Invoke asynchronous ops while passing callbacks

user-with-callbacks.rkt:
#lang racket
(require
  "event-loop.rkt")

(define (with-callbacks)
  (displayln "perform an async operation")
  (async-op
    (list 'arg1 'arg2)
    (lambda ()
      (displayln "handle success and perform another operation")
      (async-op
        (list 'arg3 'arg4)
        (lambda () (displayln "handle success again"))
        (lambda () (displayln "handle failure of second operation"))))
    (lambda () (displayln "handle failure of first operation"))))

(displayln "with-callbacks")
(with-callbacks)
(event-loop)

To invoke asynchronous operations, we pass two first-class functions representing how to proceed when the operation either succeeds or fails. The callbacks can be seen as manually-lifted first-class continuations. Taken to the extreme, it can be more difficult to read/write programs in such a style.

Reinverting control

event-loop-direct.rkt:
#lang racket
(provide
  (all-from-out "event-loop.rkt")
  async-op-direct
  set-timeout-direct)
(require
  "event-loop.rkt"
  racket/control)

(define (async-op-direct . args)
  (shift k (async-op args
                     (lambda () (k #t))
                     (lambda () (k #f)))))

(define (set-timeout-direct latency)
  (shift k (set-timeout latency (lambda () (k (void))))))

We can use the shift operator to grab the continuation to which we want to pass the result of an asynchronous operation when invoked in direct-style. Asynchronous operations transformed in this way can be provided by libraries without any cooperation from the event-loop implementation, demonstrating the technique's general applicability.

Direct-style invocation

user-direct.rkt:
#lang racket
(require
  "event-loop-direct.rkt"
  racket/control)

(define (direct)
  (reset
    (displayln "perform an async operation")
    (if (async-op-direct 'arg1 'arg2)
      (begin
        (displayln "handle success and perform another operation")
        (if (async-op-direct 'arg3 'arg4)
          (displayln "handle success again")
          (displayln "handle failure of second operation")))
      (displayln "handle failure of first operation"))))

(displayln "direct")
(direct)
(event-loop)

Finally, we use a reset block to indicate the extent of sequentially-executed code associated with a series of async-op-direct invocations.

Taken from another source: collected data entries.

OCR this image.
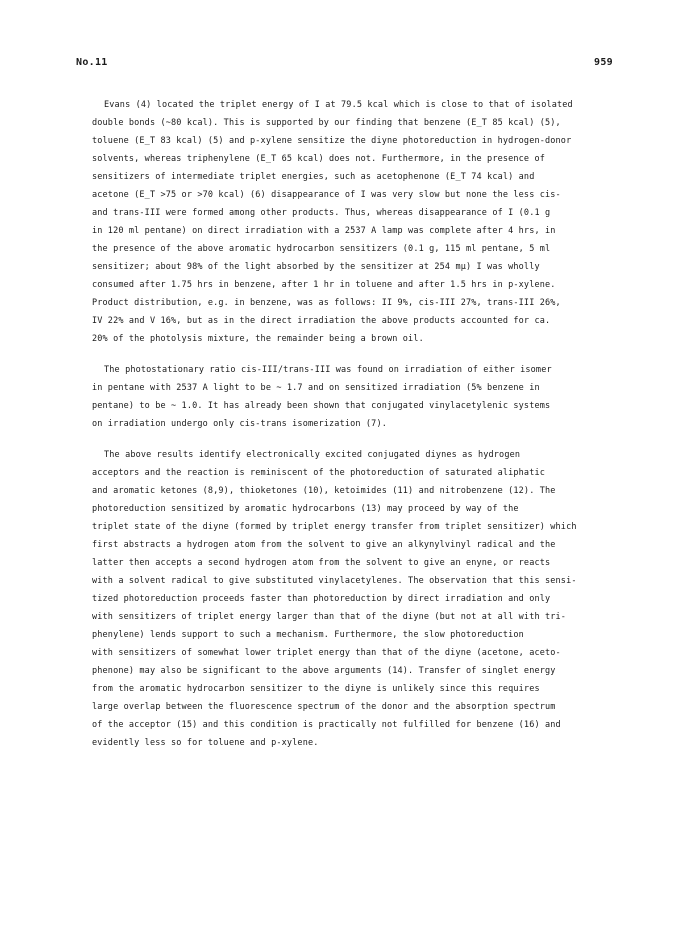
No.11	959
Evans (4) located the triplet energy of I at 79.5 kcal which is close to that of isolated
double bonds (~80 kcal). This is supported by our finding that benzene (E_T 85 kcal) (5),
toluene (E_T 83 kcal) (5) and p-xylene sensitize the diyne photoreduction in hydrogen-donor
solvents, whereas triphenylene (E_T 65 kcal) does not. Furthermore, in the presence of
sensitizers of intermediate triplet energies, such as acetophenone (E_T 74 kcal) and
acetone (E_T >75 or >70 kcal) (6) disappearance of I was very slow but none the less cis-
and trans-III were formed among other products. Thus, whereas disappearance of I (0.1 g
in 120 ml pentane) on direct irradiation with a 2537 A lamp was complete after 4 hrs, in
the presence of the above aromatic hydrocarbon sensitizers (0.1 g, 115 ml pentane, 5 ml
sensitizer; about 98% of the light absorbed by the sensitizer at 254 mμ) I was wholly
consumed after 1.75 hrs in benzene, after 1 hr in toluene and after 1.5 hrs in p-xylene.
Product distribution, e.g. in benzene, was as follows: II 9%, cis-III 27%, trans-III 26%,
IV 22% and V 16%, but as in the direct irradiation the above products accounted for ca.
20% of the photolysis mixture, the remainder being a brown oil.
The photostationary ratio cis-III/trans-III was found on irradiation of either isomer
in pentane with 2537 A light to be ~ 1.7 and on sensitized irradiation (5% benzene in
pentane) to be ~ 1.0. It has already been shown that conjugated vinylacetylenic systems
on irradiation undergo only cis-trans isomerization (7).
The above results identify electronically excited conjugated diynes as hydrogen
acceptors and the reaction is reminiscent of the photoreduction of saturated aliphatic
and aromatic ketones (8,9), thioketones (10), ketoimides (11) and nitrobenzene (12). The
photoreduction sensitized by aromatic hydrocarbons (13) may proceed by way of the
triplet state of the diyne (formed by triplet energy transfer from triplet sensitizer) which
first abstracts a hydrogen atom from the solvent to give an alkynylvinyl radical and the
latter then accepts a second hydrogen atom from the solvent to give an enyne, or reacts
with a solvent radical to give substituted vinylacetylenes. The observation that this sensi-
tized photoreduction proceeds faster than photoreduction by direct irradiation and only
with sensitizers of triplet energy larger than that of the diyne (but not at all with tri-
phenylene) lends support to such a mechanism. Furthermore, the slow photoreduction
with sensitizers of somewhat lower triplet energy than that of the diyne (acetone, aceto-
phenone) may also be significant to the above arguments (14). Transfer of singlet energy
from the aromatic hydrocarbon sensitizer to the diyne is unlikely since this requires
large overlap between the fluorescence spectrum of the donor and the absorption spectrum
of the acceptor (15) and this condition is practically not fulfilled for benzene (16) and
evidently less so for toluene and p-xylene.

user-direct-concurrency.rkt:
#lang racket
(require
  "event-loop-direct.rkt"
  racket/control)

(define-syntax-rule (wait-until body ...)
  (let loop ()
    (set-timeout-direct 1)
    (displayln "are we there yet?")
    (if (begin body ...) (displayln "we're there!")
      (begin (displayln "no, not there yet") (loop)))))

(define (direct-concurrency)
  (define count 10)
  (define results (box '()))
  (define (add-result result)
    (set-box! results (cons result (unbox results))))
  (reset
    (displayln "perform async operations concurrently")
    (for ((index (range count)))
      (reset (add-result (async-op-direct index))))
    (wait-until (= count (length (unbox results))))
    (displayln results)))

(displayln "direct-concurrency")
(direct-concurrency)
(event-loop)

Invocations can be performed concurrently by wrapping them in separate reset blocks. These blocks may be embedded in other blocks to control the timing of invocations, satisfying dependencies on earlier asynchronous results.